= Daniel Blaufuks =

Portuguese photographer

Daniel Blaufuks (born 1963) is a Portuguese photographer.

==Life and work==
Blaufuks was born in Lisbon. He is the grandson of Polish and German Ashkenazi Jews who moved to Portugal in the late 1920s and 1930s. He moved to Germany in 1976 and returned to Portugal in 1983. He spent several years in the import business, which provided his first-and-last regular job. Blaufuks wanted to be a writer from an early age, but lacked confidence in his ability.

He studied photography and started his free-lancing career at the weekly music newspaper Blitz, followed by the newspaper O Independente and, later, the Portuguese Marie Claire and others. In 1989, he won the Portuguese Kodak Award despite the fact he had to settle in court with the company. In 1996, he was among the first eight chosen for the European Photography Award.

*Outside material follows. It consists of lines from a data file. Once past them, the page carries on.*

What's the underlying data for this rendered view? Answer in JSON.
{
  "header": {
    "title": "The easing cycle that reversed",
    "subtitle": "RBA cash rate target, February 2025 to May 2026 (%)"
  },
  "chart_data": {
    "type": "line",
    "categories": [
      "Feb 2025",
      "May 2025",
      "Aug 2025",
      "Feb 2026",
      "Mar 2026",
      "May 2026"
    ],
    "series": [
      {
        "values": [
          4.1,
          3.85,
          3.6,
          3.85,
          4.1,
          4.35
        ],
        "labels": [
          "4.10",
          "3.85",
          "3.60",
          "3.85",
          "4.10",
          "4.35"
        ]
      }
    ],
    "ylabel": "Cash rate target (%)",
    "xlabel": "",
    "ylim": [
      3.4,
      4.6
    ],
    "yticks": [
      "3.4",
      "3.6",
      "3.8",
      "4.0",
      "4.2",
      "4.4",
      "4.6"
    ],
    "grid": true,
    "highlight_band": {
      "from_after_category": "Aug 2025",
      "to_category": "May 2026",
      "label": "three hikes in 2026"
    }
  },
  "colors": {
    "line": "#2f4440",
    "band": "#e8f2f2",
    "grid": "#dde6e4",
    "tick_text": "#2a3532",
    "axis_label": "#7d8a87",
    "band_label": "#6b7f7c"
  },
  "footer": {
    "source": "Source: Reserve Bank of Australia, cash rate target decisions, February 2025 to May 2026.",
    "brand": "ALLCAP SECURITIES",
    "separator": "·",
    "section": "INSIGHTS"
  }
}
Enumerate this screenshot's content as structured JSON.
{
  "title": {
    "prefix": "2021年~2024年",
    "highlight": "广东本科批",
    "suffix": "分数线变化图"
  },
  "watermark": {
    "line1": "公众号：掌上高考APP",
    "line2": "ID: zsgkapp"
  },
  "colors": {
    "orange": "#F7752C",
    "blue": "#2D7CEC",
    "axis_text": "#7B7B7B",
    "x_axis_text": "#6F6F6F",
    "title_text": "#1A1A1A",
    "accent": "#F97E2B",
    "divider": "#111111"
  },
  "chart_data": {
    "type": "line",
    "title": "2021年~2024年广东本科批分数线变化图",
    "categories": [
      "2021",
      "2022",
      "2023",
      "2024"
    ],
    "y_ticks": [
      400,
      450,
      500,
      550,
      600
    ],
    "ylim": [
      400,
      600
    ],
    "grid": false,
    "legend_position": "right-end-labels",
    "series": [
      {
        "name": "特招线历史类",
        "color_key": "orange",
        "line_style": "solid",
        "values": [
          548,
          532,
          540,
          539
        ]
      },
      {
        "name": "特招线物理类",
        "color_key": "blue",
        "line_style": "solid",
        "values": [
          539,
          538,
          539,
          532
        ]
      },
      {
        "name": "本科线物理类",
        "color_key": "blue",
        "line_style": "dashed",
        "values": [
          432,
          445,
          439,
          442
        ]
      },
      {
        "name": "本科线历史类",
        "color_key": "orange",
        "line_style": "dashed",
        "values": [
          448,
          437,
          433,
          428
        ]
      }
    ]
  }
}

In 1991, Blaufuks published, with Paul Bowles, My Tangier, and in 1994, the London Diaries, followed by Ein Tag in Mostar (1995) and Uma Viagem a S. Petersburgo (1998). At one time or another, he lived in England and the United States and traveled in Europe, India, Russia, Africa and South America.

As well as producing many exhibitions, Blaufuks directed several films and videos: Life is not a picnic (1998, a film without a story), Black and White (2000, the story of a girl who becomes color-blind), Under Strange Skies (2002, a documentary on the Jewish refugees in Lisbon during and after the Second World War), Reversed Landscapes (2002, a film on Portuguese architecture), and Slightly Smaller than Indiana (2006, a documentary about contemporary Portugal).

==Publications==
- Terez'n. Steidl, 2010. ISBN 978-3865216991.
- Works on Memory. Ffotogallery, 2012. ISBN 9781872771878.
- Pictures from Iran. London: Mack, 2012. ISBN 978-1907946219.
- Fabrica. Pierre von Kleist, 2013. ISBN 978-9899776326.
- Attempting Exhaustion. Akio Nagasawa, 2017. Edition of 600 copies.